What is capital plus? It was a financially useless product that conned and exploited the kiasi and kiasu and kiabo customers. For this ntuc agents are super dupers.They are very good at duping their customers by misleading them with bank comparison.This is against MAS guidelines. MAS recently banned insurance agents from this comparison. However ntuc agents are still using it to sell their growth, revosave and vivolife.

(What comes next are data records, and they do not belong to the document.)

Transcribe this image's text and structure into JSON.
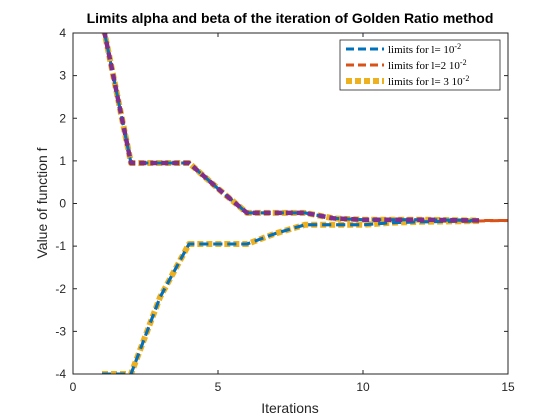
{
  "chart_data": {
    "type": "line",
    "title": "Limits alpha and beta of the iteration of Golden Ratio method",
    "xlabel": "Iterations",
    "ylabel": "Value of function f",
    "xlim": [
      0,
      15
    ],
    "ylim": [
      -4,
      4
    ],
    "xticks": [
      0,
      5,
      10,
      15
    ],
    "yticks": [
      -4,
      -3,
      -2,
      -1,
      0,
      1,
      2,
      3,
      4
    ],
    "grid": false,
    "legend_position": "top-right",
    "series": [
      {
        "name": "limits for l= 10^-2",
        "color": "#0072BD",
        "upper": {
          "x": [
            1,
            2,
            3,
            4,
            5,
            6,
            7,
            8,
            9,
            10,
            11,
            12,
            13,
            14
          ],
          "y": [
            4.3,
            0.95,
            0.95,
            0.95,
            0.35,
            -0.22,
            -0.22,
            -0.22,
            -0.35,
            -0.38,
            -0.38,
            -0.38,
            -0.39,
            -0.4
          ]
        },
        "lower": {
          "x": [
            1,
            2,
            3,
            4,
            5,
            6,
            7,
            8,
            9,
            10,
            11,
            12,
            13,
            14
          ],
          "y": [
            -4,
            -4,
            -2.2,
            -0.95,
            -0.95,
            -0.95,
            -0.7,
            -0.5,
            -0.5,
            -0.5,
            -0.45,
            -0.43,
            -0.42,
            -0.41
          ]
        }
      },
      {
        "name": "limits for l=2 10^-2",
        "color": "#D95319",
        "upper": {
          "x": [
            1,
            2,
            3,
            4,
            5,
            6,
            7,
            8,
            9,
            10,
            11,
            12,
            13,
            14,
            15
          ],
          "y": [
            4.3,
            0.95,
            0.95,
            0.95,
            0.35,
            -0.22,
            -0.22,
            -0.22,
            -0.35,
            -0.38,
            -0.38,
            -0.38,
            -0.39,
            -0.4,
            -0.4
          ]
        },
        "lower": {
          "x": [
            1,
            2,
            3,
            4,
            5,
            6,
            7,
            8,
            9,
            10,
            11,
            12,
            13,
            14,
            15
          ],
          "y": [
            -4,
            -4,
            -2.2,
            -0.95,
            -0.95,
            -0.95,
            -0.7,
            -0.5,
            -0.5,
            -0.5,
            -0.45,
            -0.43,
            -0.42,
            -0.41,
            -0.4
          ]
        }
      },
      {
        "name": "limits for l= 3 10^-2",
        "color": "#EDB120",
        "upper": {
          "x": [
            1,
            2,
            3,
            4,
            5,
            6,
            7,
            8,
            9,
            10,
            11,
            12,
            13,
            14
          ],
          "y": [
            4.3,
            0.95,
            0.95,
            0.95,
            0.35,
            -0.22,
            -0.22,
            -0.22,
            -0.35,
            -0.38,
            -0.38,
            -0.38,
            -0.39,
            -0.4
          ]
        },
        "lower": {
          "x": [
            1,
            2,
            3,
            4,
            5,
            6,
            7,
            8,
            9,
            10,
            11,
            12,
            13,
            14
          ],
          "y": [
            -4,
            -4,
            -2.2,
            -0.95,
            -0.95,
            -0.95,
            -0.7,
            -0.5,
            -0.5,
            -0.5,
            -0.45,
            -0.43,
            -0.42,
            -0.41
          ]
        }
      }
    ],
    "overlay": {
      "color": "#7E2F8E",
      "x": [
        1,
        2,
        3,
        4,
        5,
        6,
        7,
        8,
        9,
        10,
        11,
        12,
        13,
        14
      ],
      "y": [
        4.3,
        0.95,
        0.95,
        0.95,
        0.35,
        -0.22,
        -0.22,
        -0.22,
        -0.35,
        -0.38,
        -0.38,
        -0.38,
        -0.39,
        -0.4
      ]
    }
  }
}
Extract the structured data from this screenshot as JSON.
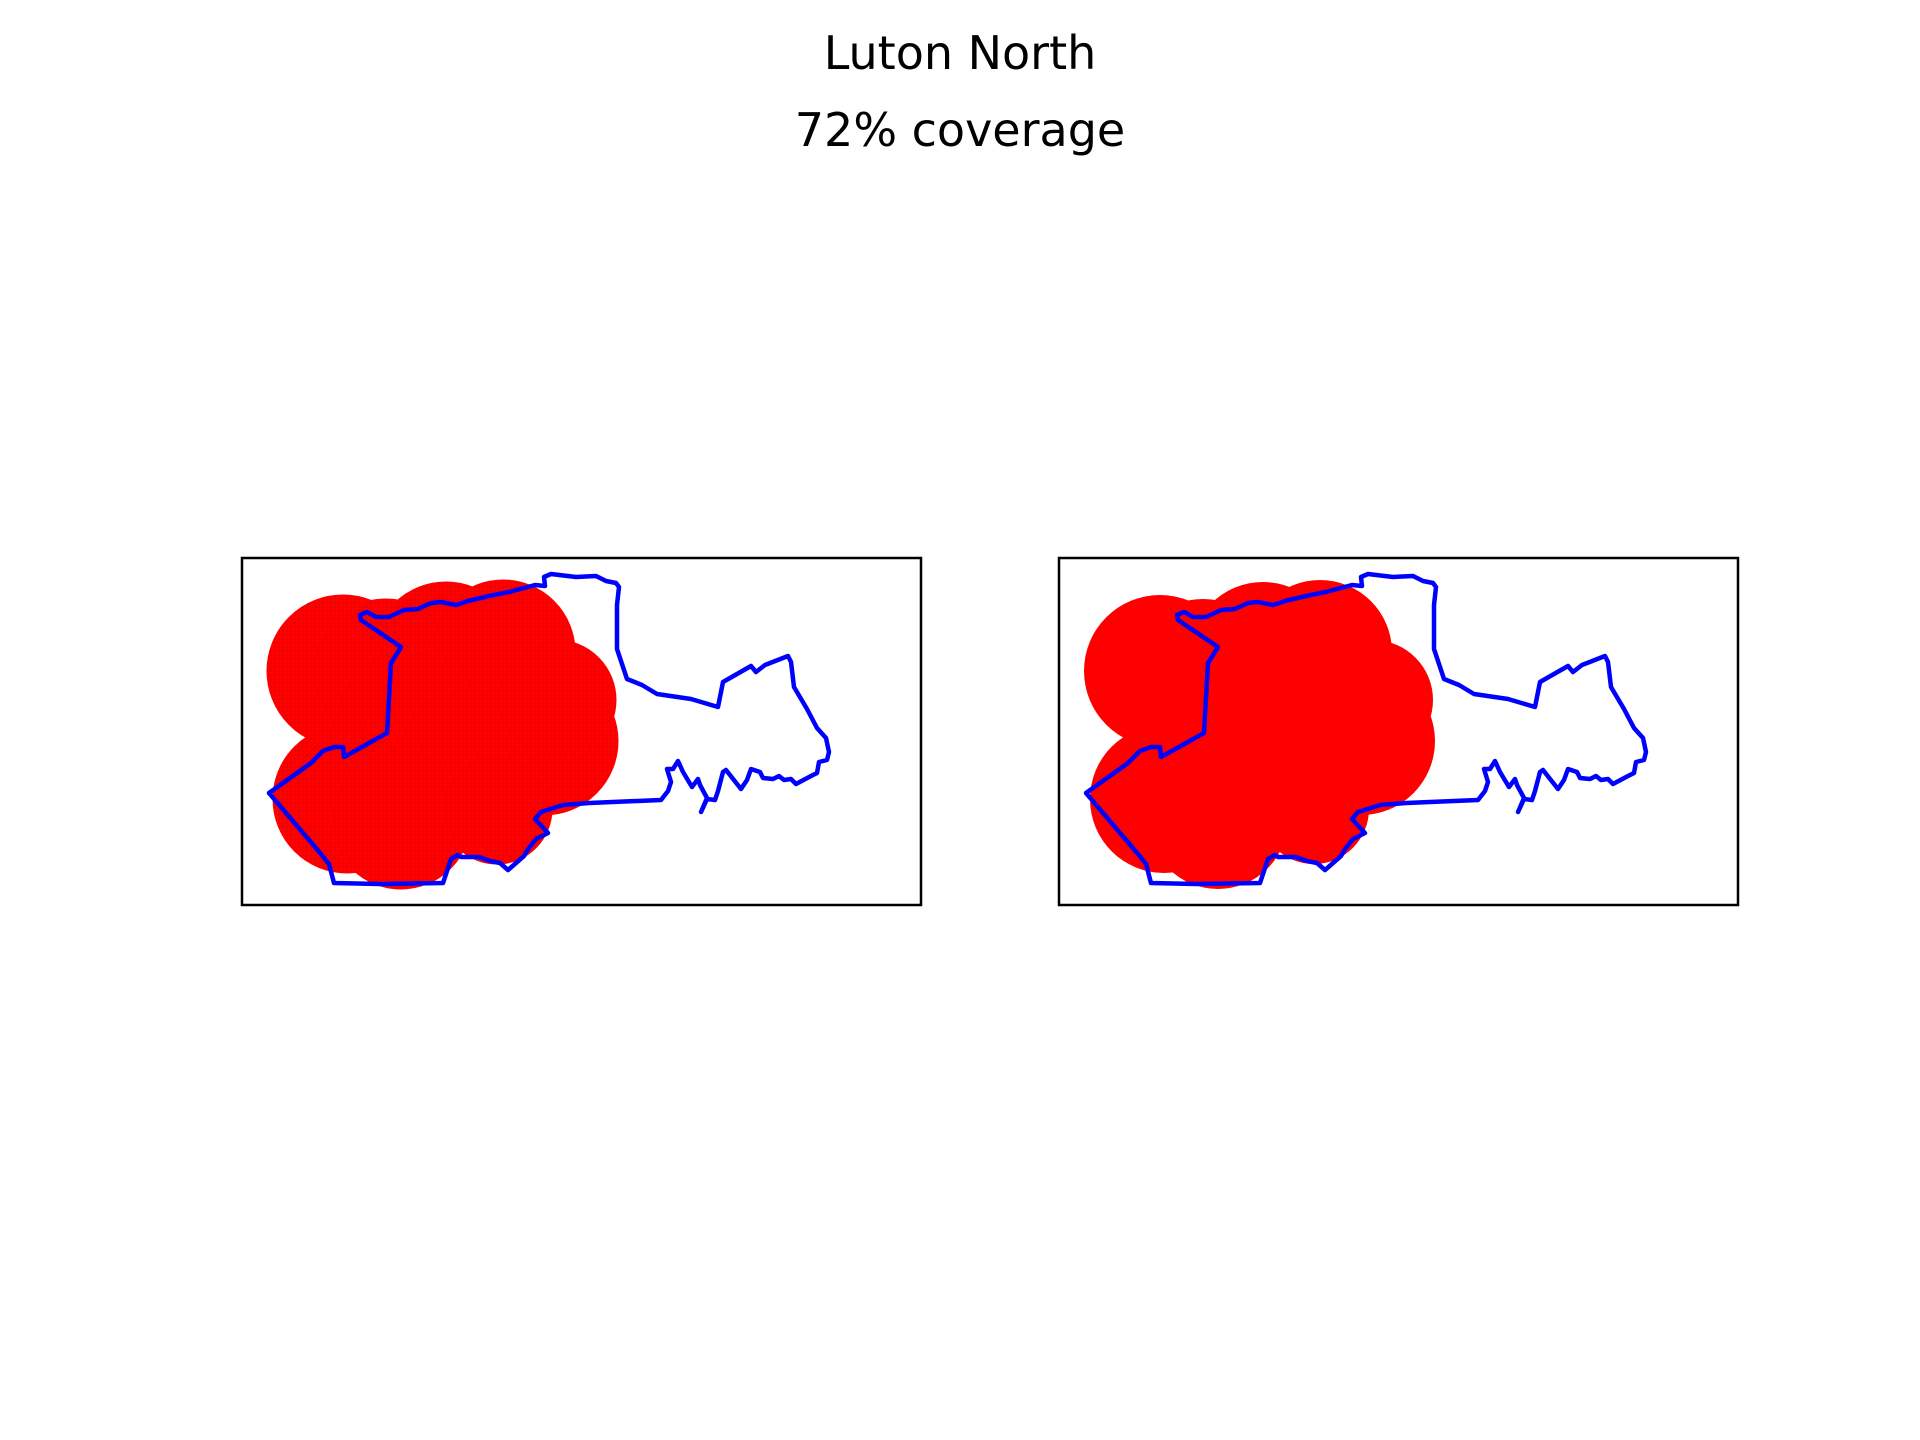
{
  "figure": {
    "constituency": "Luton North",
    "coverage_label": "72% coverage",
    "coverage_percent": 72
  },
  "colors": {
    "boundary": "#0000ff",
    "coverage": "#ff0000",
    "frame": "#000000",
    "background": "#ffffff"
  },
  "panels": [
    {
      "name": "individual-coverage-circles",
      "style": "outlined-overlapping-circles"
    },
    {
      "name": "merged-coverage-area",
      "style": "solid-union"
    }
  ]
}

MAS must send mystery shoppers to catch them at the roadshows and fine them or suspend them.

Anonymous said...

This foreign trash will stoop to anything to make himself look good. He doesn't mind using another person's backside skin for his face as long the results justify.
He claims to be transparent while other insurers are not. During Mr.TanKL's time all quotations came with the yearly yields but now the quotations don't. Why? so that their crap agents can bullshit their customers? so that their unqualified agents or so financial consultants can say any return they like? Why no year by year yield in the quotation? Let the people be the judge. Transparent...you dare to say anything?

Anonymous said...

Why no yield table in ntuc quotations now?
It is obvious..the return is so indecent that it dare not show. The company has its own definition of transparency ,just like the definition of 'liquidity' for revosave.
I can also say 1.5% after 25 years is very high return BUT compared to a bank saving account,right? You see, ntuc agents have been trained to compare their product return to the worse bank rate to look good. Of course the motive is to con the gullible and unwary stupid customers. Now MAS has banned comparison with bank becuase of them.Although banned ntuc agents are still using it at roadshows.MAS must investigate.

Anonymous said...

selective transparency...selective honesty.... selective everything

Anonymous said...

This foreign trash is using the greedy agents for his personal agenda.Some of them know but play along . He is out of touch with the industry since booted out from the P company.He is the chief salesman.

Anonymous said...

Yeh, why use someone's backside skin for his face to cover up his cunning grin? Why no yearly yield on every quotation now? Why? shy? or to let your agents con customers?
Why Mr. Tan KL dare to allow yearly yield on quotation. Who is transparent?
The public can see and cannot be fooled, hor. Wahlow, dare to say anything and also loud. #1 means only more sales, that is all and NOT your agents more professional. My foot , your agents a bunch of product pushers if not conmen and women.Maybe prodfessional consmen.

Anonymous said...

he hopes to shout louder so that the loudness can drown the rotten stuff and turn it into truth.That is the kind of thing foreign trash do. Likewise the agents will do anything to get the commission. both no difference...they still say their products better than the bank return at the roadshow. You see, they dare still even MAS banned it.